Christian Tiffert erweist sich in dieser Saison nicht nur auf dem Spielfeld als Stütze dieser Mannschaft. Auch wenn er Stellung nimmt zu den spielerischen Leistungen der Mannschaft, sagt er entscheidende Sätze im richtigen Ton. Im Podcast von Radio DU geht es da mehr um die Einordnung des Sieges, im Interview nach dem Spielbericht von Sky gibt er bei Minute 3:45 aber auch noch einen Einblick in die Stimmungslage der Mannschaft. Christian Tiffert sieht für die Stimmung innerhalb der Mannschaft Verbesserungsbedarf. Stimmung hat etwas mit Zusammenhalt zu tun, und der ist Voraussetzung, um Krisen zu überstehen. Die Bewertung der Entlassung Peter Neururers überlässt er allerdings anderen.

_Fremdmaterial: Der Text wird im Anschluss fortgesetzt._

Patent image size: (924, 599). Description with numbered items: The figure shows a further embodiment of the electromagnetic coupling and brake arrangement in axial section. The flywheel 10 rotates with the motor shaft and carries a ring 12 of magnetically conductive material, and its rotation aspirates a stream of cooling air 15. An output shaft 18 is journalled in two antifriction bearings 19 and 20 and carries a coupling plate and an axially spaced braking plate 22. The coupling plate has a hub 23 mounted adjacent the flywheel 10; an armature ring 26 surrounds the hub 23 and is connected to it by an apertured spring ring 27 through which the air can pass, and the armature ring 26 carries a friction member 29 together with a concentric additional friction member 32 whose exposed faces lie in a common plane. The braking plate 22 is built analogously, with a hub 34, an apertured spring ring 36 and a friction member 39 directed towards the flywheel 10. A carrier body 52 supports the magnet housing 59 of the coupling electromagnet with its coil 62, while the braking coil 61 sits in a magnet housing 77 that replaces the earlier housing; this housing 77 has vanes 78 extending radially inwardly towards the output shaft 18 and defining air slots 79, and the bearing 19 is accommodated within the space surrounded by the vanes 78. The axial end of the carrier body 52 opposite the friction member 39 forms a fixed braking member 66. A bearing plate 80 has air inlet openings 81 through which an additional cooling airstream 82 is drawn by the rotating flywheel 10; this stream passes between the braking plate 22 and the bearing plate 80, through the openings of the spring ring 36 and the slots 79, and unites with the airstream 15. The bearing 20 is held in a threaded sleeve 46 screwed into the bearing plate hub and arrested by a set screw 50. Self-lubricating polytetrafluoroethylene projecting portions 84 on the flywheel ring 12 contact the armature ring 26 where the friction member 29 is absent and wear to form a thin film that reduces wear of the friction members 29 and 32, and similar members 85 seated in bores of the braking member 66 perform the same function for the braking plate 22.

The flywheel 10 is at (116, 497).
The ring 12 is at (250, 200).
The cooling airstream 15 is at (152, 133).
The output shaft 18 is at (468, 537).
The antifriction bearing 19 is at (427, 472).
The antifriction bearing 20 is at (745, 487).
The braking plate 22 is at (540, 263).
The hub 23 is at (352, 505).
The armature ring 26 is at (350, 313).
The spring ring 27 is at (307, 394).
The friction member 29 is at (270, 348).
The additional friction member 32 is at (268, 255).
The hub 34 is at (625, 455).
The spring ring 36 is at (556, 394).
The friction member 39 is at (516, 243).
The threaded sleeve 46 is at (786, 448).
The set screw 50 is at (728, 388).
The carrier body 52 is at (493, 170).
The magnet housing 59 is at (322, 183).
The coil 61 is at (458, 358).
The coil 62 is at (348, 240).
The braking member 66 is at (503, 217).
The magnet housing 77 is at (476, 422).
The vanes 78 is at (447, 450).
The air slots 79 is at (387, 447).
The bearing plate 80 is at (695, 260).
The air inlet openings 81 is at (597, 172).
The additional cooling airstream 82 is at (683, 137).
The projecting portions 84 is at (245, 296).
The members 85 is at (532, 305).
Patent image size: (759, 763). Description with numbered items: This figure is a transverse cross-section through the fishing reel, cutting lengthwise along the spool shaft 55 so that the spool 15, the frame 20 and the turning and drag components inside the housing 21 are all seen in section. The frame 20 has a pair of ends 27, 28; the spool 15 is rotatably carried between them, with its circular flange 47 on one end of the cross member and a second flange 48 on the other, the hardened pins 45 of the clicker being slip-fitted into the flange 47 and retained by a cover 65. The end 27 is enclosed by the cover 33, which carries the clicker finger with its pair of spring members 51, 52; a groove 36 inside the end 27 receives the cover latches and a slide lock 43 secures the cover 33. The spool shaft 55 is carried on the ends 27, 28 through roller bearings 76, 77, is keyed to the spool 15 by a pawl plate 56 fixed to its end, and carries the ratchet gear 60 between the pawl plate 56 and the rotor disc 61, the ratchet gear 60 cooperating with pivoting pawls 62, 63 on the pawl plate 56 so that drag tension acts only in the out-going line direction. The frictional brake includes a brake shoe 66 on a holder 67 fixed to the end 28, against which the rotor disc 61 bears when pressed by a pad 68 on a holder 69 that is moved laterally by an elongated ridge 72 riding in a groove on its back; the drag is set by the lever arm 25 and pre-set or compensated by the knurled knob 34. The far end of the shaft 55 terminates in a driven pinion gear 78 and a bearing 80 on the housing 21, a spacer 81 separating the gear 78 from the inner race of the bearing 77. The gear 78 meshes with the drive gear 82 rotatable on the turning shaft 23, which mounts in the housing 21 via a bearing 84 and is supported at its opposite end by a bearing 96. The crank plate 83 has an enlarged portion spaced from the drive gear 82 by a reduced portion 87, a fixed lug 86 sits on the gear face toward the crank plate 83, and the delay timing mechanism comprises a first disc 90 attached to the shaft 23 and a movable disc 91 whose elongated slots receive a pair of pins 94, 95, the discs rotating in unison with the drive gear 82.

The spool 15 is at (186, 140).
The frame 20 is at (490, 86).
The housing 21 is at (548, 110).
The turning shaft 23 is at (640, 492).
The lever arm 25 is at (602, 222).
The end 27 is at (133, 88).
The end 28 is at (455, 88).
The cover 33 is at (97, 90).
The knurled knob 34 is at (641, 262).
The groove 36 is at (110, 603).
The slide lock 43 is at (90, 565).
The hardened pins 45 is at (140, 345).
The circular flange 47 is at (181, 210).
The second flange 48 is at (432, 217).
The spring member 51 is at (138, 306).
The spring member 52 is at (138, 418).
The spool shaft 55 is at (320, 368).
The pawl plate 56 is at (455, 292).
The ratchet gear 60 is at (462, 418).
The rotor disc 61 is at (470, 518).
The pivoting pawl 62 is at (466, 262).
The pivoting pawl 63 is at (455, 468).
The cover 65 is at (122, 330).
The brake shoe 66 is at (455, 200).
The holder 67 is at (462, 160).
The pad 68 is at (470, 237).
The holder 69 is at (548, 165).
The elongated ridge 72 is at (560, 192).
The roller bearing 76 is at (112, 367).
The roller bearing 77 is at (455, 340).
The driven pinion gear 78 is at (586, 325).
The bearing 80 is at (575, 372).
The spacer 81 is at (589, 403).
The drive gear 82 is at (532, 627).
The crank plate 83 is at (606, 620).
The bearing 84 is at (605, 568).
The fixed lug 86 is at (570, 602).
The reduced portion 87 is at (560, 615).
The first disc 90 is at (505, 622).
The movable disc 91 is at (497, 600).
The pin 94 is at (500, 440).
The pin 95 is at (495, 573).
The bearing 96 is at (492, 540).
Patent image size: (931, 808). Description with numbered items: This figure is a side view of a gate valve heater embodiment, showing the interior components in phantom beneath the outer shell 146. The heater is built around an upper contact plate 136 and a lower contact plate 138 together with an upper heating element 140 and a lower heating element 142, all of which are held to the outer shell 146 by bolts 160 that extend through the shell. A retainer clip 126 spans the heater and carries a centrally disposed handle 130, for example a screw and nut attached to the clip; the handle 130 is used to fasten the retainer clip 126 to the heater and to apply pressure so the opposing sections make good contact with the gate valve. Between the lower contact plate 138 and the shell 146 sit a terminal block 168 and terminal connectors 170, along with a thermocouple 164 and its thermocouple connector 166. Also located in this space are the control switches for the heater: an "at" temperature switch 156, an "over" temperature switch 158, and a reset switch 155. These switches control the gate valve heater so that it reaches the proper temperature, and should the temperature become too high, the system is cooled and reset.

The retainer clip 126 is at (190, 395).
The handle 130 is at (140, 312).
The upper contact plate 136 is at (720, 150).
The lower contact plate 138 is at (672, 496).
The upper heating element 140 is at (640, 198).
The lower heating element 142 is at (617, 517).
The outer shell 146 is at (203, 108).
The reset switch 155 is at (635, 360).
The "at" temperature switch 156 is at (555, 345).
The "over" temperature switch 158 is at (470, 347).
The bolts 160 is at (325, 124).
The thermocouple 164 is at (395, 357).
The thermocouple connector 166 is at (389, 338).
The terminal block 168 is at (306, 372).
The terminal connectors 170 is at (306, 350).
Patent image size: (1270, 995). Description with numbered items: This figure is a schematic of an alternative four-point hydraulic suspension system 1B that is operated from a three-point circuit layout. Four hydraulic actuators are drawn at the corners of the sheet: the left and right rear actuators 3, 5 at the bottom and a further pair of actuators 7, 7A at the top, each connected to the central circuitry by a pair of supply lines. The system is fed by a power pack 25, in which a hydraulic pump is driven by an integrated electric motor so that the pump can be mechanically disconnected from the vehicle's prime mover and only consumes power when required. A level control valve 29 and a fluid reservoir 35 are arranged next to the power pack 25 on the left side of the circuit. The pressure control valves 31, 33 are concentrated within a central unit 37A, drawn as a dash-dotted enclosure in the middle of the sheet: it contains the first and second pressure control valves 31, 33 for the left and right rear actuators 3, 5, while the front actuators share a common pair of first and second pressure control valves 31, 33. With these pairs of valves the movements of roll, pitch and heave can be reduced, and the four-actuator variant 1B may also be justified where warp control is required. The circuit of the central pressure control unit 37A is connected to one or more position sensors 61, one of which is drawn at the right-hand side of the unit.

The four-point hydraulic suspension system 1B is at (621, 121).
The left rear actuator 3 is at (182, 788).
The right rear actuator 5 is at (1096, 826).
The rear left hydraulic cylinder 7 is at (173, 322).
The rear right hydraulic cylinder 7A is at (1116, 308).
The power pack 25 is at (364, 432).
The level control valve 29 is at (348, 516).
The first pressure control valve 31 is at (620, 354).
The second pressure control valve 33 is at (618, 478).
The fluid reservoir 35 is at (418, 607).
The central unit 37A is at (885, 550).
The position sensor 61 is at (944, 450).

Mir, zum Beispiel: Betrachte ich, wie Peter Neururer mit den Problemen dieser Mannschaft seit Anfang dieses Jahres immer wieder umgegangen ist, dann weiß ich sicher, egal wie gut sein Fußballverstand sein sollte, ihm fehlen geeignete Mittel zur Menschenführung. Er hätte dieser Gruppe von Spielern mit unterschiedlichen Interessen nicht mehr zur Einheit verhelfen können. Da steht sein Umgang mit der Personalie Ben-Hatira vor. Zudem wirkt die Drohung mit seiner Kündigung als Hemmschuh. Hinzu kommt noch sein populistisches öffentliches Auftreten, bei dem er immer wieder zwischen den Extremen schwankte. Einerseits nahm er Spieler gegen jede Kritik von außen in Schutz, andererseits distanzierte er sich grundsätzlich nach dem völligen Versagen von der Mannschaft. Wie soll so jemand integrierend auf die Gruppe einwirken? Derjenige, der integrierend wirken möchte, braucht das Vertrauen aller Gruppenmitglieder. Ich glaube nicht, dass dieses Vertrauen noch gegeben war. Darum wird es einem neuen Trainer vor allem gehen müssen, die Mannschaft wieder zu einen. Dann kann sie das legendäre spielerische Potenzial vielleicht bis zum Ende der Saison häufiger abrufen, als es bislang der Fall war.